200 Percent Rule. A taxpayer may identify more than three potential replacement properties if the total fair market value of all of the identified properties does not exceed 200 percent (2x) of the fair market value of the old property that the taxpayer sold.

So, what is fair market value? The fair market value of the taxpayer’s old property sold in the exchange should be its selling price. But how do we value the potential replacement properties? Should we use the seller’s asking price for the identified replacement property, or should we use the price that the taxpayer would be willing to pay? Or is it something higher, lower, or between the bid and ask? If, by the 45th day, a possible replacement property is under contract, then the contract price is a good indication of the fair market value of the identified property. But not all potential replacement properties are under contract by that time. So, what number should one use when applying the 200 percent rule? As a general rule, we counsel our clients to use the sellers’ asking prices (if available). That is not because the asking price is necessarily indicative of a property’s fair market value as much as it the conservative position to be taken given that even one dollar over the 200 percent limit will nullify all the taxpayer’s identifications and invalidate the entire exchange. As with the 3-property rule, a taxpayer can acquire any one or more or all the properties identified under the 200 percent rule.

95 Percent Rule. An infrequently used rule allows a taxpayer to identify more than three potential replacement properties that have a total fair market value that exceeds 200 percent of the fair market value of the taxpayer’s old property if the taxpayer ultimately acquires (within the 180-day exchange period) identified properties that have a total fair market value of at least 95 percent of the total fair market value of the properties identified.

Consider the following example of a taxpayer who sold his old property for $12 million and identified the following properties as replacement properties:

PropertyFair Market Value
A$5,000,000
B$1,000,000
C$18,000,000
D$9,000,000
Total$33,000,000

More than three properties were identified, so the 3-property rule cannot be used. The total fair market value of the four properties identified exceeds $24 million (two times the $12 million fair market value of the old property), so the 200 percent rule cannot be used.

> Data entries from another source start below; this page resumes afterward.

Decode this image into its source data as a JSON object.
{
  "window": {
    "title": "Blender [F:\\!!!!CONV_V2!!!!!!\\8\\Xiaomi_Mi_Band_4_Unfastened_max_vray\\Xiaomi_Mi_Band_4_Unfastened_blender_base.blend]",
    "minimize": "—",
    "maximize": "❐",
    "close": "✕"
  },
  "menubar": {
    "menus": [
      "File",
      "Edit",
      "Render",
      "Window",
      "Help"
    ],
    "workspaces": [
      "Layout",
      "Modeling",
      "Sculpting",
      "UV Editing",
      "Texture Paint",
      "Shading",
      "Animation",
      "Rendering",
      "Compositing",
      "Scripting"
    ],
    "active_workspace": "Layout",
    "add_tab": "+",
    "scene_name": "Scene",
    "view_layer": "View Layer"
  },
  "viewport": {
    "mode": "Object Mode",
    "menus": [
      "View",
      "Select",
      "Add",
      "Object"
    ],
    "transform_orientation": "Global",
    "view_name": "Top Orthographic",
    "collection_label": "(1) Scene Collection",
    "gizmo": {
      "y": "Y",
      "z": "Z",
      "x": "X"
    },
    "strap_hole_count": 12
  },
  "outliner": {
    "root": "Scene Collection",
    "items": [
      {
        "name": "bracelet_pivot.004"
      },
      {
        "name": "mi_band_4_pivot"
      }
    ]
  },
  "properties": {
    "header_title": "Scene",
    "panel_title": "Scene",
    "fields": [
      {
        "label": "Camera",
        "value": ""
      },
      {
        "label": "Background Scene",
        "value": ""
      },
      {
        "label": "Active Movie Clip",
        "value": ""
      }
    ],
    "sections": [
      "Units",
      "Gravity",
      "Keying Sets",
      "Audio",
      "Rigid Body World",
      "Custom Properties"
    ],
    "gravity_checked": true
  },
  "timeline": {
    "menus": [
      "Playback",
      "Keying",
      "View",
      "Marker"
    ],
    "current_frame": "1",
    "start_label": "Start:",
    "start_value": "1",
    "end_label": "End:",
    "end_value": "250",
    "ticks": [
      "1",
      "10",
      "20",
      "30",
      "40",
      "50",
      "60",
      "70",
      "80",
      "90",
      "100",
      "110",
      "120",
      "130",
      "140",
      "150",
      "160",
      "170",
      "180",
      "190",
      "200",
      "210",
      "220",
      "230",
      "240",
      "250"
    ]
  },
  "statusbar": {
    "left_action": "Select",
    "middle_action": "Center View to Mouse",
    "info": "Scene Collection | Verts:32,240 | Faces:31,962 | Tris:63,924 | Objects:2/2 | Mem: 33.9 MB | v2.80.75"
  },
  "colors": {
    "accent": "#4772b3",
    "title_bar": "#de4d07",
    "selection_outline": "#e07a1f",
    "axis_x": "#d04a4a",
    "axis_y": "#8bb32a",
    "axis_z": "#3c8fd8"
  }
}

Under the 95 percent rule, the taxpayer’s identification is valid if the taxpayer acquires all four of the identified properties. But let us assume that the taxpayer was unable to acquire Property B. Since the total fair market value of properties A, C, and D represent more than 95 percent of the fair market value of all of the identified properties, the identification is valid and the resulting exchange is successful.

Now let us assume that that the taxpayer was only unable to acquire Property A. Since the total fair market value of properties B, C, and D represent less than 95 percent of the fair market value of all of the identified properties, the taxpayer’s identification will not be valid and the exchange will fail — even though the taxpayer could have covered his exchange with Property C alone, or with properties A and D alone. One can see then, the practical difficulty of relying on the 95 percent rule. It is worth noting that one can identify a replacement property at any time during the 45-day identification period. You can add to the list of identified properties at any time during that period. And identifications made can be revoked and replaced during that same 45-day identification period. Testing for compliance with the multiple property identification rules is made at the close of the identification period.